Don Shula, you see, was Don Shula. The man with the granite jaw. The man who made the Miami Dolphins what they are.
He was the immortal Don Shula.
Until the day I knew he wasn’t.
And it saddened me to silence.
A group of us had gathered in a small room underneath the west stands at Hard Rock Stadium on that afternoon in 2010. The Dolphins were going to enshrine Jake Scott and Bill Stanfill, two former Georgia Bulldogs, into their honor roll that weekend. First, there was a news conference.
The small gathering to hail the occasion was no small feat. Scott had been one of the greatest defensive players Shula ever had — not just an All-Pro, but one who rose when stakes were greatest. That’s why he was MVP of the Super Bowl to complete The Perfect Season.
But Scott had too much renegade in him for Shula’s tastes, and Shula abruptly traded him to Washington just before the 1976 season. Unhappy? Scott went far beyond being angry at Shula. Decades went by when the 1972 team held reunions. Never did Scott appear.
Scott had moved to Hawaii, comforted in seclusion if not the knowledge he was about as far from Shula as he could get. Miles kept them apart until, finally, years brought them together.
Time, sometimes, really does heal.
“How you doing, pal,” Shula told Scott, rising up to embrace him. “Good to see you.”
“I missed ya,” Scott said.
Things were only warming up.
“I think I spent more time in Coach Shula's office than his secretary did,” Scott joked. “He liked me on Sunday but during the week I don't think he liked me that much.”
Shula talked about what a menace to quarterbacks Stanfill was — Jason Taylor before J.T. was J.T. Then, Shula paused.
“Jake is another story,” Shula said. “Should I tell it all?”
After the laughs began to die down, folks started filing out to take pictures on the field.
Everybody except Shula.
Shula lingered because he knew I wanted to ask a few unrelated questions.
Right after we finished, it happened.
I rose from my chair. And just as he had when Scott entered, Shula started to rise from his.
And then, trouble.
Struggling to steady himself, Shula put his arm around my shoulders for support. Reflexively, I put an arm around his waist to steady him.
I am supporting Don Shula, I thought.
This was long before the sight of Shula in his golf cart had become a fixture on the Dolphins’ sideline. Before he used a motorized wheelchair to get around.
It couldn’t have lasted more than a few seconds, but I was shocked. I was hurt.
I was one of the thousands who learned who the Miami Dolphins were on Christmas Day 1971. Chances are that morning, I wouldn’t have been able to pick Larry Csonka out of a lineup. Yet that afternoon, I was holding my breath every time the Kansas City Chiefs’ Ed Podolak got his hands on the ball, certain this Villainous Person was going to knock My Dolphins out of the playoffs.
Football was my Christmas gift in 1971. It provided fun for many years.

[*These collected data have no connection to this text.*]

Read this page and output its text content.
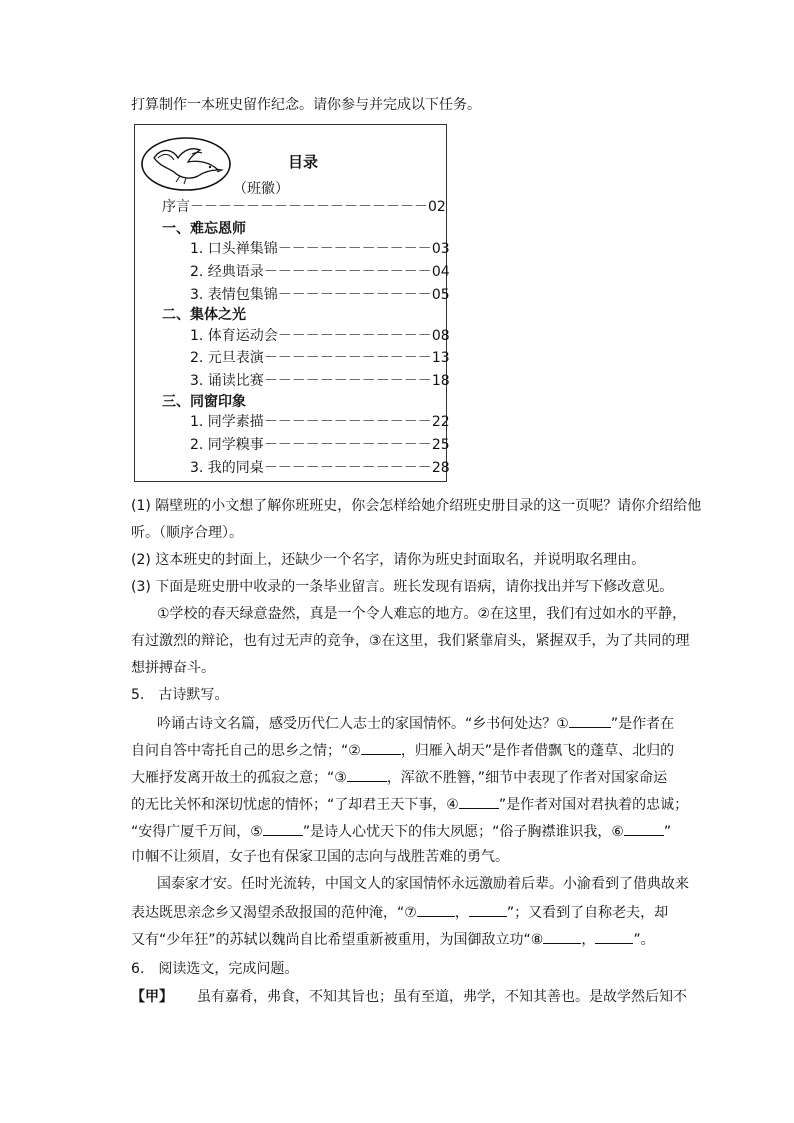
打算制作一本班史留作纪念。请你参与并完成以下任务。
目录
（班徽）
序言－－－－－－－－－－－－－－－－－02
一、难忘恩师
1. 口头禅集锦－－－－－－－－－－－03
2. 经典语录－－－－－－－－－－－－04
3. 表情包集锦－－－－－－－－－－－05
二、集体之光
1. 体育运动会－－－－－－－－－－－08
2. 元旦表演－－－－－－－－－－－－13
3. 诵读比赛－－－－－－－－－－－－18
三、同窗印象
1. 同学素描－－－－－－－－－－－－22
2. 同学糗事－－－－－－－－－－－－25
3. 我的同桌－－－－－－－－－－－－28
(1) 隔壁班的小文想了解你班班史，你会怎样给她介绍班史册目录的这一页呢？请你介绍给他
听。（顺序合理）。
(2) 这本班史的封面上，还缺少一个名字，请你为班史封面取名，并说明取名理由。
(3) 下面是班史册中收录的一条毕业留言。班长发现有语病，请你找出并写下修改意见。
①学校的春天绿意盎然，真是一个令人难忘的地方。②在这里，我们有过如水的平静，
有过激烈的辩论，也有过无声的竞争，③在这里，我们紧靠肩头，紧握双手，为了共同的理
想拼搏奋斗。
5.　古诗默写。
吟诵古诗文名篇，感受历代仁人志士的家国情怀。“乡书何处达？①	”是作者在
自问自答中寄托自己的思乡之情；“②	，归雁入胡天”是作者借飘飞的蓬草、北归的
大雁抒发离开故土的孤寂之意；“③	，浑欲不胜簪，”细节中表现了作者对国家命运
的无比关怀和深切忧虑的情怀；“了却君王天下事，④	”是作者对国对君执着的忠诚；
“安得广厦千万间，⑤	”是诗人心忧天下的伟大夙愿；“俗子胸襟谁识我，⑥	”
巾帼不让须眉，女子也有保家卫国的志向与战胜苦难的勇气。
国泰家才安。任时光流转，中国文人的家国情怀永远激励着后辈。小渝看到了借典故来
表达既思亲念乡又渴望杀敌报国的范仲淹，“⑦	，	”；又看到了自称老夫，却
又有“少年狂”的苏轼以魏尚自比希望重新被重用，为国御敌立功“⑧	，	”。
6.　阅读选文，完成问题。
【甲】 虽有嘉肴，弗食，不知其旨也；虽有至道，弗学，不知其善也。是故学然后知不
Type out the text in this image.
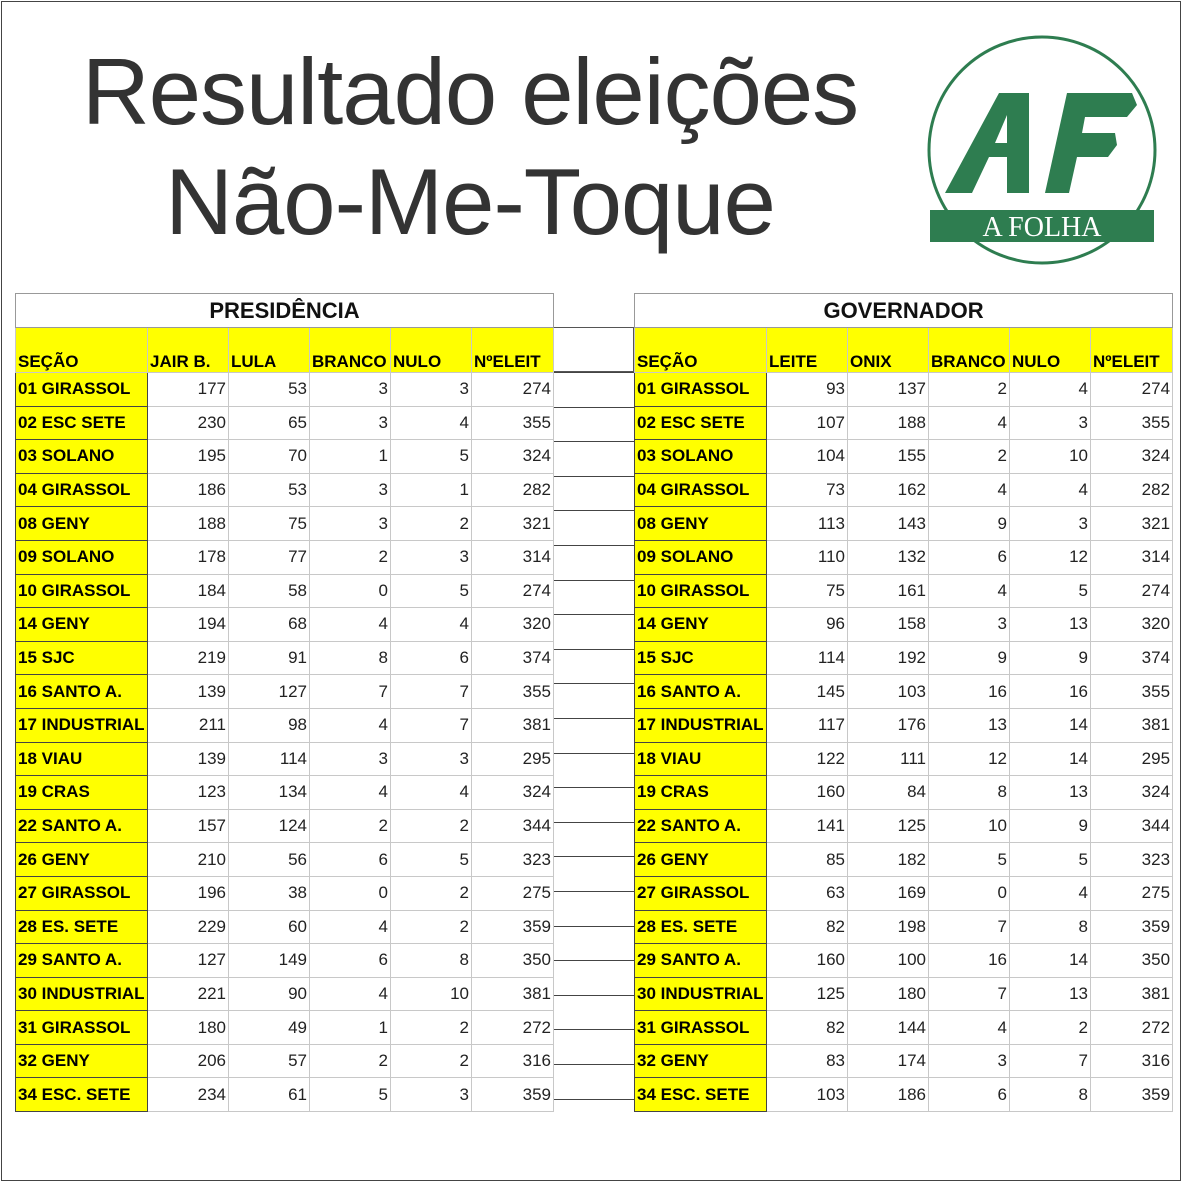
Resultado eleições
Não-Me-Toque	A FOLHA
PRESIDÊNCIA					
SEÇÃO	JAIR B.	LULA	BRANCO	NULO	NºELEIT
01 GIRASSOL	177	53	3	3	274
02 ESC SETE	230	65	3	4	355
03 SOLANO	195	70	1	5	324
04 GIRASSOL	186	53	3	1	282
08 GENY	188	75	3	2	321
09 SOLANO	178	77	2	3	314
10 GIRASSOL	184	58	0	5	274
14 GENY	194	68	4	4	320
15 SJC	219	91	8	6	374
16 SANTO A.	139	127	7	7	355
17 INDUSTRIAL	211	98	4	7	381
18 VIAU	139	114	3	3	295
19 CRAS	123	134	4	4	324
22 SANTO A.	157	124	2	2	344
26 GENY	210	56	6	5	323
27 GIRASSOL	196	38	0	2	275
28 ES. SETE	229	60	4	2	359
29 SANTO A.	127	149	6	8	350
30 INDUSTRIAL	221	90	4	10	381
31 GIRASSOL	180	49	1	2	272
32 GENY	206	57	2	2	316
34 ESC. SETE	234	61	5	3	359
GOVERNADOR					
SEÇÃO	LEITE	ONIX	BRANCO	NULO	NºELEIT
01 GIRASSOL	93	137	2	4	274
02 ESC SETE	107	188	4	3	355
03 SOLANO	104	155	2	10	324
04 GIRASSOL	73	162	4	4	282
08 GENY	113	143	9	3	321
09 SOLANO	110	132	6	12	314
10 GIRASSOL	75	161	4	5	274
14 GENY	96	158	3	13	320
15 SJC	114	192	9	9	374
16 SANTO A.	145	103	16	16	355
17 INDUSTRIAL	117	176	13	14	381
18 VIAU	122	111	12	14	295
19 CRAS	160	84	8	13	324
22 SANTO A.	141	125	10	9	344
26 GENY	85	182	5	5	323
27 GIRASSOL	63	169	0	4	275
28 ES. SETE	82	198	7	8	359
29 SANTO A.	160	100	16	14	350
30 INDUSTRIAL	125	180	7	13	381
31 GIRASSOL	82	144	4	2	272
32 GENY	83	174	3	7	316
34 ESC. SETE	103	186	6	8	359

And a profession, stunningly, for many more after that.
Players came and went. Even the great Jake Scott. But Shula — Shula was forever, or so that little kid believed.
Shula taught the Dolphins to grow up, and with it, he helped South Florida grow up.
Wrapping my arm around him to support him that day was a split-second decision that had to happen.
Wrapping my head around the significance of it has taken a decade.